Командир пытался отказаться, сославшись на неумение, но вдруг понял, что для Федора это просто необходимо.
Федор танцевал замечательно. Глядя со стороны, нельзя было подумать, что маленький летчик танцует на протезе. И командир сдался:
— Убедил, Федя.
Он увел Маслова в сторону от танцующих.
— Будешь летать. Только…
— Только без скидок, Анатолий Александрович!
— Я не об этом, Федя… Медицина, высшее командование… Э, да ладно! Все шишки возьму на себя!
И Маслов летал. Летал до самого конца войны. И непонятно было молодым летчикам из недавнего пополнения, почему однажды чертыхался их командир, когда вражеский снаряд разорвался в кабине его самолета, и почему вместо врача попросил прислать на аэродром сапожника.
Мы в партизанском штабе. Большая изба заполнена людьми в овчинных тулупах, пальто, куртках. Над единственным столом склонилось несколько человек, и над ними повисли густые клубы махорочного дыма.
— Что же, молодцы, не докладываете? — разгибает спину высокий мужчина с седыми висками. — Забыли воинскую дисциплину? А-а, понятно, — глаза его теплеют, и на губах появляется усмешка. — Ну-с, давайте знакомиться. Полковник Петров, командир партизанского отряда «Гроза». А это — комиссар Уваров и начальник штаба Белов…

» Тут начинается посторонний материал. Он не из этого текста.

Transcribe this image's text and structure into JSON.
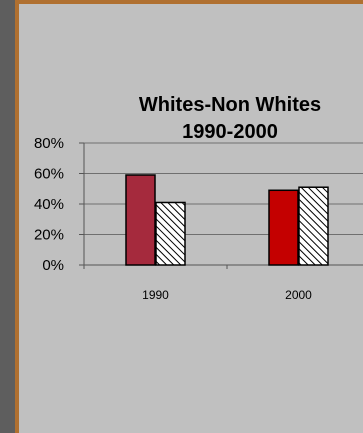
{
  "chart_data": {
    "type": "bar",
    "title_lines": [
      "Whites-Non Whites",
      "1990-2000"
    ],
    "categories": [
      "1990",
      "2000"
    ],
    "series": [
      {
        "values": [
          59,
          49
        ],
        "colors": [
          "#a52a3d",
          "#c40000"
        ]
      },
      {
        "values": [
          41,
          51
        ],
        "pattern": "diagonal-hatch"
      }
    ],
    "ylim": [
      0,
      80
    ],
    "yticks": [
      "0%",
      "20%",
      "40%",
      "60%",
      "80%"
    ],
    "grid": true,
    "legend": "none"
  }
}
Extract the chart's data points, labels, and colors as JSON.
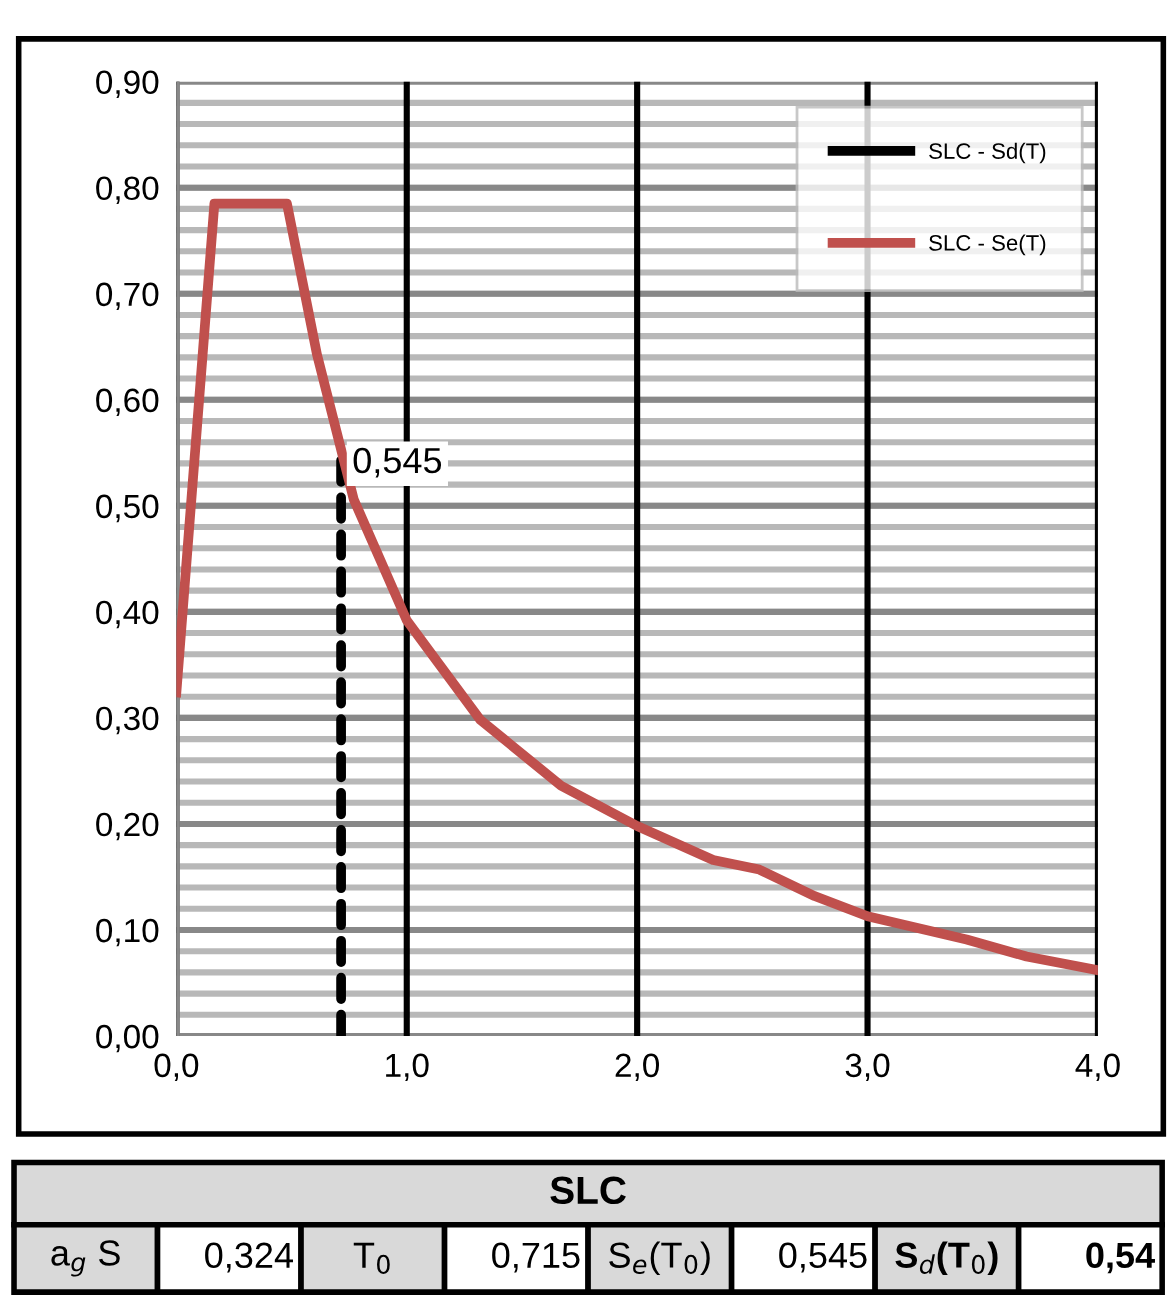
{
  "chart_data": {
    "type": "line",
    "series": [
      {
        "name": "SLC - Sd(T)",
        "color": "#000000",
        "line_style": "dashed",
        "x": [
          0.715,
          0.715
        ],
        "values": [
          0,
          0.545
        ]
      },
      {
        "name": "SLC - Se(T)",
        "color": "#c0504d",
        "line_style": "solid",
        "x": [
          0,
          0.165,
          0.48,
          0.61,
          0.77,
          0.885,
          1.0,
          1.32,
          1.67,
          2.0,
          2.33,
          2.53,
          2.77,
          3.0,
          3.43,
          3.69,
          3.86,
          4.0
        ],
        "values": [
          0.324,
          0.785,
          0.785,
          0.643,
          0.506,
          0.449,
          0.392,
          0.298,
          0.236,
          0.198,
          0.166,
          0.157,
          0.132,
          0.113,
          0.091,
          0.075,
          0.068,
          0.062
        ]
      }
    ],
    "xlim": [
      0,
      4
    ],
    "xticks": [
      {
        "value": 0,
        "label": "0,0"
      },
      {
        "value": 1,
        "label": "1,0"
      },
      {
        "value": 2,
        "label": "2,0"
      },
      {
        "value": 3,
        "label": "3,0"
      },
      {
        "value": 4,
        "label": "4,0"
      }
    ],
    "ylim": [
      0,
      0.9
    ],
    "yticks": [
      {
        "value": 0,
        "label": "0,00"
      },
      {
        "value": 0.1,
        "label": "0,10"
      },
      {
        "value": 0.2,
        "label": "0,20"
      },
      {
        "value": 0.3,
        "label": "0,30"
      },
      {
        "value": 0.4,
        "label": "0,40"
      },
      {
        "value": 0.5,
        "label": "0,50"
      },
      {
        "value": 0.6,
        "label": "0,60"
      },
      {
        "value": 0.7,
        "label": "0,70"
      },
      {
        "value": 0.8,
        "label": "0,80"
      },
      {
        "value": 0.9,
        "label": "0,90"
      }
    ],
    "grid": true,
    "legend": "top right",
    "marker": "none",
    "annotations": [
      {
        "text": "0,545",
        "x": 0.715,
        "y": 0.545
      },
      "SLC",
      "a$_{g}$ S",
      "0,324",
      "T$_{0}$",
      "0,715",
      "S$_{e}$(T$_{0}$)",
      "0,545",
      "S$_{d}$(T$_{0}$)",
      "0,54"
    ]
  }
}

Мы докладываем четко по уставу свои звания и фамилии, рассказываем о постигшей нас беде.
— Держать вас здесь не имеет смысла. Вы должны летать. Переправить вас через линию фронта сейчас невозможно. Но выход есть. Придется вам пробираться в тридцать третью армию. Там у них есть аэродром. Проводника дать не могу: через пару часов начнем отходить. Но вы сами по карте… Вот смотрите…

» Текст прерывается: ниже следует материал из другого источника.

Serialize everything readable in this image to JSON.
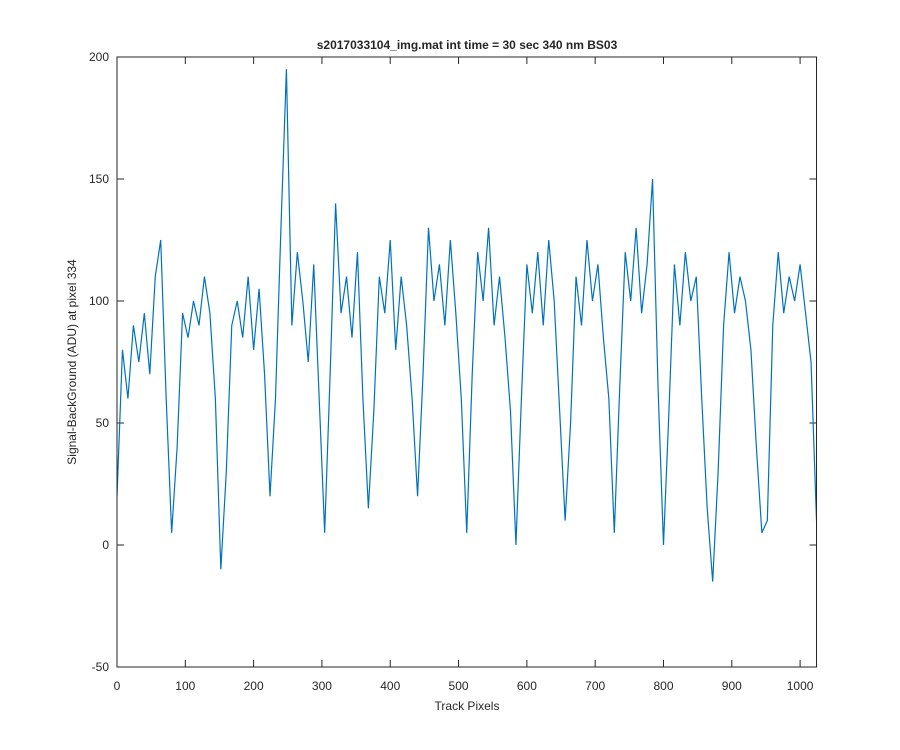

Командир отряда показывает район расположения окруженной армии и наиболее безопасную дорогу. Мы благодарим и направляемся к двери.
— Погодите! — останавливает нас командир. — Начальник штаба заготовит вам справку. Кто у вас старший?
— Младший лейтенант Маслов.
— Добро. Так и пиши: выдана младшему лейтенанту… Нет, погоди. Знаю я их, штабников! С младшим лейтенантом и говорить не захотят. Пиши: майору Маслову!